/nextitnet

A Simple Convolutional Generative Network for Next Item Recommendation

Primary LanguagePythonMIT LicenseMIT

strongly suggest running the code on GPU, which is at least 20 times faster than on CPU. You can email me if you have any questions about the performance and efficiency of NextItNet.

If you want to use this model in product with extremely large items (e.g.,> 100 million items). You may have memory problem during training and prediction by using nextitrec.py. In this case, you just use our negative sampling setting for training, and recalled items for predicting instead of outputing a huge softmax, as shown in nextitrec__recall.py. Also, using tf.estimator.Estimator class is much better for real production environments.

In general, NextItNet is able to handle several millions of items with billions of interaction feedback, and performs much faster and better than LSTM/GRU using the same training setttings.

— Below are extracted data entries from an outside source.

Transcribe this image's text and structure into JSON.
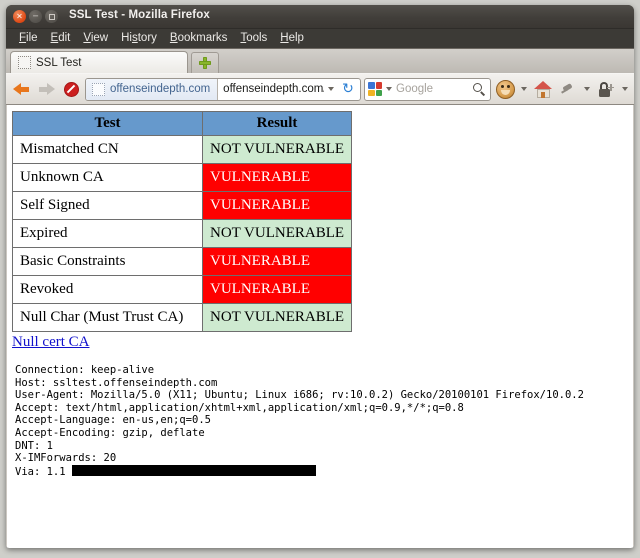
{
  "window": {
    "title": "SSL Test - Mozilla Firefox",
    "close_glyph": "×",
    "minimize_glyph": "−"
  },
  "menubar": {
    "items": [
      {
        "label": "File",
        "accesskey": "F"
      },
      {
        "label": "Edit",
        "accesskey": "E"
      },
      {
        "label": "View",
        "accesskey": "V"
      },
      {
        "label": "History",
        "accesskey": "s"
      },
      {
        "label": "Bookmarks",
        "accesskey": "B"
      },
      {
        "label": "Tools",
        "accesskey": "T"
      },
      {
        "label": "Help",
        "accesskey": "H"
      }
    ]
  },
  "tabs": {
    "active_tab_label": "SSL Test",
    "new_tab_label": "+"
  },
  "toolbar": {
    "back_label": "Back",
    "forward_label": "Forward",
    "stop_label": "Stop",
    "identity_label": "offenseindepth.com",
    "url_value": "offenseindepth.com/",
    "reload_glyph": "↻",
    "search_engine": "Google",
    "search_placeholder": "Google",
    "home_label": "Home",
    "monkey_label": "Firebug",
    "pin_label": "Tamper Data",
    "lock_label": "NoScript"
  },
  "page": {
    "table": {
      "headers": [
        "Test",
        "Result"
      ],
      "rows": [
        {
          "test": "Mismatched CN",
          "result": "NOT VULNERABLE",
          "state": "safe"
        },
        {
          "test": "Unknown CA",
          "result": "VULNERABLE",
          "state": "vuln"
        },
        {
          "test": "Self Signed",
          "result": "VULNERABLE",
          "state": "vuln"
        },
        {
          "test": "Expired",
          "result": "NOT VULNERABLE",
          "state": "safe"
        },
        {
          "test": "Basic Constraints",
          "result": "VULNERABLE",
          "state": "vuln"
        },
        {
          "test": "Revoked",
          "result": "VULNERABLE",
          "state": "vuln"
        },
        {
          "test": "Null Char (Must Trust CA)",
          "result": "NOT VULNERABLE",
          "state": "safe"
        }
      ]
    },
    "link_label": "Null cert CA",
    "headers_text_before": "Connection: keep-alive\nHost: ssltest.offenseindepth.com\nUser-Agent: Mozilla/5.0 (X11; Ubuntu; Linux i686; rv:10.0.2) Gecko/20100101 Firefox/10.0.2\nAccept: text/html,application/xhtml+xml,application/xml;q=0.9,*/*;q=0.8\nAccept-Language: en-us,en;q=0.5\nAccept-Encoding: gzip, deflate\nDNT: 1\nX-IMForwards: 20\nVia: 1.1 ",
    "headers_redacted_note": ""
  },
  "colors": {
    "header_blue": "#6699cc",
    "safe_green": "#ceead0",
    "vulnerable_red": "#ff0000",
    "link_blue": "#1111cc"
  }
}
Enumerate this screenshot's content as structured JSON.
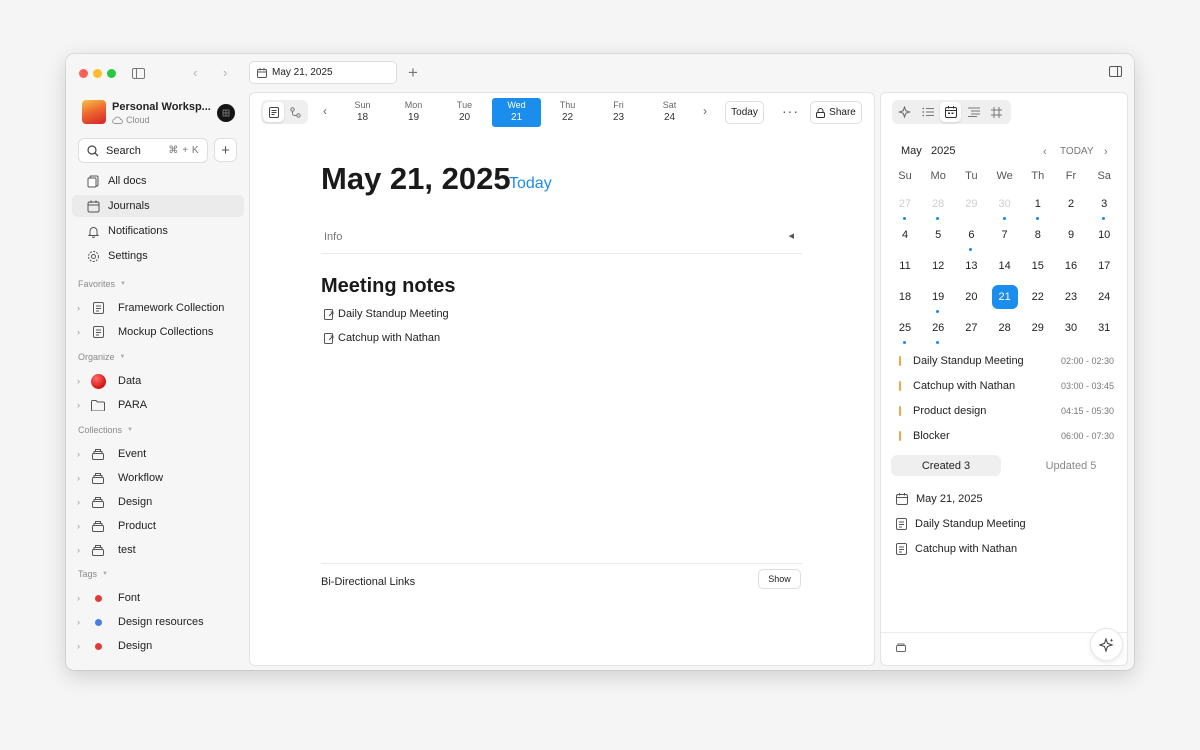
{
  "window": {
    "traffic_colors": [
      "#ff5f57",
      "#febc2e",
      "#28c840"
    ]
  },
  "tab": {
    "label": "May 21, 2025"
  },
  "workspace": {
    "name": "Personal Worksp...",
    "status": "Cloud"
  },
  "search": {
    "label": "Search",
    "shortcut": "⌘ + K"
  },
  "nav": {
    "all_docs": "All docs",
    "journals": "Journals",
    "notifications": "Notifications",
    "settings": "Settings"
  },
  "sections": {
    "favorites": "Favorites",
    "organize": "Organize",
    "collections": "Collections",
    "tags": "Tags"
  },
  "favorites": [
    {
      "label": "Framework Collection"
    },
    {
      "label": "Mockup Collections"
    }
  ],
  "organize": [
    {
      "label": "Data",
      "icon": "red-circle-icon"
    },
    {
      "label": "PARA",
      "icon": "folder-icon"
    }
  ],
  "collections": [
    {
      "label": "Event"
    },
    {
      "label": "Workflow"
    },
    {
      "label": "Design"
    },
    {
      "label": "Product"
    },
    {
      "label": "test"
    }
  ],
  "tags": [
    {
      "label": "Font",
      "color": "#e03a3a"
    },
    {
      "label": "Design resources",
      "color": "#4a7fe0"
    },
    {
      "label": "Design",
      "color": "#e03a3a"
    }
  ],
  "week": {
    "days": [
      {
        "name": "Sun",
        "date": "18"
      },
      {
        "name": "Mon",
        "date": "19"
      },
      {
        "name": "Tue",
        "date": "20"
      },
      {
        "name": "Wed",
        "date": "21"
      },
      {
        "name": "Thu",
        "date": "22"
      },
      {
        "name": "Fri",
        "date": "23"
      },
      {
        "name": "Sat",
        "date": "24"
      }
    ],
    "selected_index": 3
  },
  "toolbar": {
    "today": "Today",
    "share": "Share"
  },
  "doc": {
    "title": "May 21, 2025",
    "title_badge": "Today",
    "info_label": "Info",
    "section_heading": "Meeting notes",
    "links": [
      "Daily Standup Meeting",
      "Catchup with Nathan"
    ],
    "bidirectional_label": "Bi-Directional Links",
    "show_label": "Show"
  },
  "calendar": {
    "month": "May",
    "year": "2025",
    "today_label": "TODAY",
    "weekdays": [
      "Su",
      "Mo",
      "Tu",
      "We",
      "Th",
      "Fr",
      "Sa"
    ],
    "cells": [
      {
        "d": "27",
        "dim": true,
        "ev": true
      },
      {
        "d": "28",
        "dim": true,
        "ev": true
      },
      {
        "d": "29",
        "dim": true
      },
      {
        "d": "30",
        "dim": true,
        "ev": true
      },
      {
        "d": "1",
        "ev": true
      },
      {
        "d": "2"
      },
      {
        "d": "3",
        "ev": true
      },
      {
        "d": "4"
      },
      {
        "d": "5"
      },
      {
        "d": "6",
        "ev": true
      },
      {
        "d": "7"
      },
      {
        "d": "8"
      },
      {
        "d": "9"
      },
      {
        "d": "10"
      },
      {
        "d": "11"
      },
      {
        "d": "12"
      },
      {
        "d": "13"
      },
      {
        "d": "14"
      },
      {
        "d": "15"
      },
      {
        "d": "16"
      },
      {
        "d": "17"
      },
      {
        "d": "18"
      },
      {
        "d": "19",
        "ev": true
      },
      {
        "d": "20"
      },
      {
        "d": "21",
        "sel": true
      },
      {
        "d": "22"
      },
      {
        "d": "23"
      },
      {
        "d": "24"
      },
      {
        "d": "25",
        "ev": true
      },
      {
        "d": "26",
        "ev": true
      },
      {
        "d": "27"
      },
      {
        "d": "28"
      },
      {
        "d": "29"
      },
      {
        "d": "30"
      },
      {
        "d": "31"
      }
    ],
    "accent": "#1b8ded"
  },
  "events": [
    {
      "name": "Daily Standup Meeting",
      "time": "02:00 - 02:30"
    },
    {
      "name": "Catchup with Nathan",
      "time": "03:00 - 03:45"
    },
    {
      "name": "Product design",
      "time": "04:15 - 05:30"
    },
    {
      "name": "Blocker",
      "time": "06:00 - 07:30"
    }
  ],
  "event_bar_color": "#f5a54a",
  "activity": {
    "created_label": "Created 3",
    "updated_label": "Updated 5",
    "docs": [
      {
        "label": "May 21, 2025",
        "icon": "calendar-icon"
      },
      {
        "label": "Daily Standup Meeting",
        "icon": "page-icon"
      },
      {
        "label": "Catchup with Nathan",
        "icon": "page-icon"
      }
    ]
  }
}
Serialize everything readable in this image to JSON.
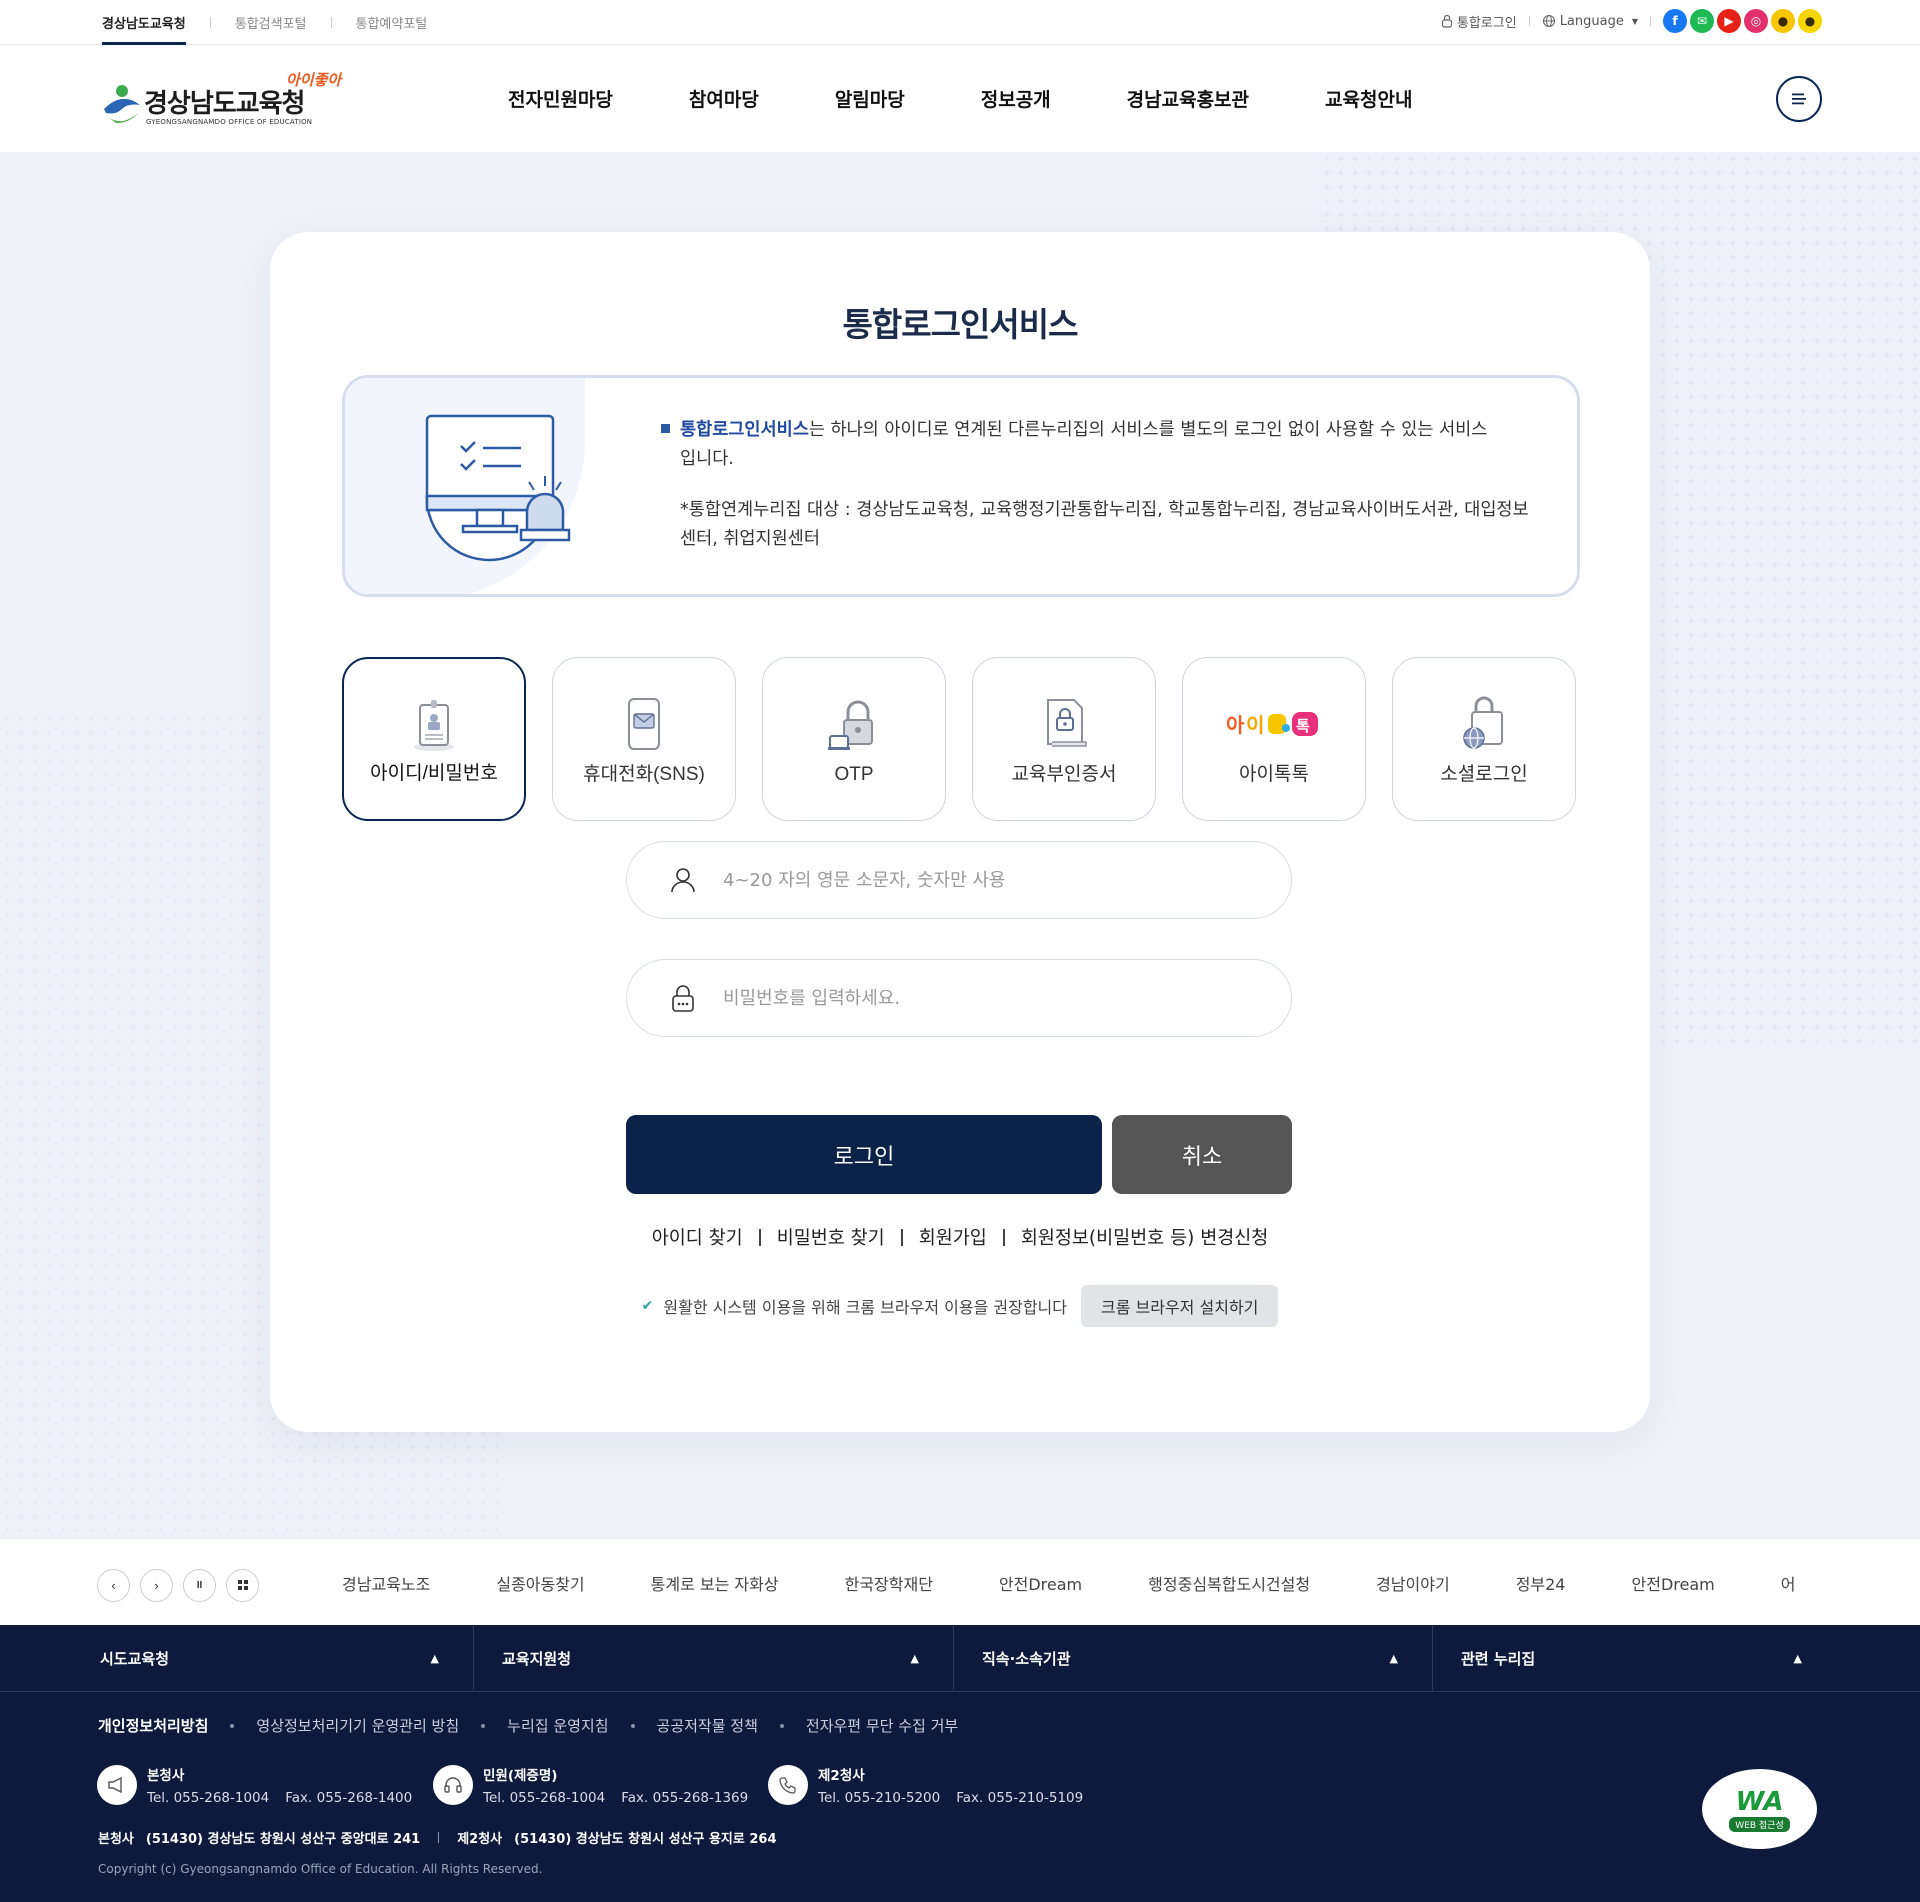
{
  "util": {
    "tabs": [
      "경상남도교육청",
      "통합검색포털",
      "통합예약포털"
    ],
    "login": "통합로그인",
    "language": "Language",
    "sns": [
      {
        "name": "facebook-icon",
        "glyph": "f",
        "color": "#1877f2"
      },
      {
        "name": "line-icon",
        "glyph": "✉",
        "color": "#1db954"
      },
      {
        "name": "youtube-icon",
        "glyph": "▶",
        "color": "#e62117"
      },
      {
        "name": "instagram-icon",
        "glyph": "◎",
        "color": "#e1306c"
      },
      {
        "name": "kakaostory-icon",
        "glyph": "●",
        "color": "#f7c600"
      },
      {
        "name": "kakaotalk-icon",
        "glyph": "●",
        "color": "#f7d600"
      }
    ]
  },
  "header": {
    "logo_name": "경상남도교육청",
    "logo_eng": "GYEONGSANGNAMDO OFFICE OF EDUCATION",
    "logo_slogan": "아이좋아",
    "nav": [
      "전자민원마당",
      "참여마당",
      "알림마당",
      "정보공개",
      "경남교육홍보관",
      "교육청안내"
    ]
  },
  "login": {
    "title": "통합로그인서비스",
    "info_highlight": "통합로그인서비스",
    "info_text": "는 하나의 아이디로 연계된 다른누리집의 서비스를 별도의 로그인 없이 사용할 수 있는 서비스 입니다.",
    "info_targets": "*통합연계누리집 대상 : 경상남도교육청, 교육행정기관통합누리집, 학교통합누리집, 경남교육사이버도서관, 대입정보센터, 취업지원센터",
    "methods": [
      "아이디/비밀번호",
      "휴대전화(SNS)",
      "OTP",
      "교육부인증서",
      "아이톡톡",
      "소셜로그인"
    ],
    "active_method": "아이디/비밀번호",
    "id_placeholder": "4~20 자의 영문 소문자, 숫자만 사용",
    "pw_placeholder": "비밀번호를 입력하세요.",
    "login_btn": "로그인",
    "cancel_btn": "취소",
    "links": [
      "아이디 찾기",
      "비밀번호 찾기",
      "회원가입",
      "회원정보(비밀번호 등) 변경신청"
    ],
    "chrome_notice": "원활한 시스템 이용을 위해 크롬 브라우저 이용을 권장합니다",
    "chrome_btn": "크롬 브라우저 설치하기"
  },
  "banner": {
    "items": [
      "경남교육노조",
      "실종아동찾기",
      "통계로 보는 자화상",
      "한국장학재단",
      "안전Dream",
      "행정중심복합도시건설청",
      "경남이야기",
      "정부24",
      "안전Dream",
      "어린이 문화"
    ]
  },
  "footer": {
    "selects": [
      "시도교육청",
      "교육지원청",
      "직속·소속기관",
      "관련 누리집"
    ],
    "policies": [
      "개인정보처리방침",
      "영상정보처리기기 운영관리 방침",
      "누리집 운영지침",
      "공공저작물 정책",
      "전자우편 무단 수집 거부"
    ],
    "contacts": [
      {
        "title": "본청사",
        "tel": "Tel. 055-268-1004",
        "fax": "Fax. 055-268-1400"
      },
      {
        "title": "민원(제증명)",
        "tel": "Tel. 055-268-1004",
        "fax": "Fax. 055-268-1369"
      },
      {
        "title": "제2청사",
        "tel": "Tel. 055-210-5200",
        "fax": "Fax. 055-210-5109"
      }
    ],
    "addr1_label": "본청사",
    "addr1": "(51430) 경상남도 창원시 성산구 중앙대로 241",
    "addr2_label": "제2청사",
    "addr2": "(51430) 경상남도 창원시 성산구 용지로 264",
    "copyright": "Copyright (c) Gyeongsangnamdo Office of Education. All Rights Reserved.",
    "wa_label": "WA",
    "wa_sub": "WEB 접근성"
  }
}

There are many tricks to solve memory and efficiency problems and you can email me if you donot know how to do it. It is also very easy to add various features by concating (tf.concat) operation before convolution or after convolution.

Please cite this paper if you find our code is useful

@inproceedings{yuan2018simple, title={A Simple Convolutional Generative Network for Next Item Recommendation }, author={Yuan, Fajie and Karatzoglou, Alexandros and Arapakis, Ioannis and Jose, Joemon M and He, Xiangnan}, booktitle={Proceedings of the Twelfth ACM International Conference on Web Search and Data Mining}, year={2019}, organization={ACM} }

1 )you can run nextitrec.py (python nextitrec.py or nextitnet_topk.py (faster for evaluation)) directly, which includes training and testing

2 )you can also run nextitrec_generate.py, which is only for predicting/generating. But you need make sure whether your model variables have been saved when you run nextitrec.py.

3 )MostPop.py is a baseline based on item popularity

Your training data should be some sequences of the same length, if the sequences are not the same length, padding 0 in the beggining, e.g.,

1,44,67,78,1000

0,0,88,98,1

0,88,981,13,17

Your testing data can be any length, but suggest you first using the same length for evalution, once you are familar with the model, you can change your data or slightly change the code to meet your requirements.

note that the attached dataset is very small, you can use the user-filter-20000items-session5.csv.zip or using the below datasets Movielencs (http://files.grouplens.org/datasets/movielens/):

Link: https://drive.google.com/file/d/1zy5CnpxmOgdQBoOMt0-zJUqIBeXMdLKc/view?usp=sharing (it allows at least 20 layers for NextItNet, e.g., using dilation 1,4,1,4,1,4,1,4,1,4,)

download a large sequential dataset of tiktok: https://pan.baidu.com/s/1sdvA-prlW8cBVtFuuiqF3Q
code (提取码):wncu

References

Notice

We noticed that there is a Recsys paper "Performance comparison of neural and non-neural approaches to session-based recommendation" arguing that NextItNet yields much worse results than GRU4Rec and other trivial baselines, and run extremely slow during training. We have consulted with the author regarding this issue. The author replied us this is because of the session length problem (see the attached image).

To be specific, they use a very short session length (by a sliding window) e.g., 10, for GRU4Rec and other baselines, but use 500 (assume 500 is the longest user session) for NextItNet (the authors performed experiments exactly in this way). However, please note that in our paper (see Section 4.1.1) we have splitted the long-range user sessions into several sub-sessions and compare all methods under the same session length for fair comparison. This pre-processing has a very large impact on the final results, regarding both accuracy and training time. For example, if users have 50 positive interactions in average, the preprocessing method for baselines will create 5 training sequences (ignoring data augmentation, see Section 3.1) for each user while for NextItNet there is only one training sequence per user. In other words, the number of all training examples for baselines are 5 times larger than NextItNet. This is very unfair since in Table 2 we have clearly demonstrated that models with different session length are not comparable at all, and show completely different results.

In terms of training time, it is even much worse since padding around 450 zeros for each user session will of course make the training of NextItNet extremely slow. In other words, the evaluation of this paper is unfair and conclusions are misleading. Following our paper with a fair comparison, you definitely will find NextItNet performs better than GRU4Rec/LSTM4Rec and Caser on most datasets. Note we are not sure whether there are other inappropriate experimental settings when comparing non-neural and neural methods.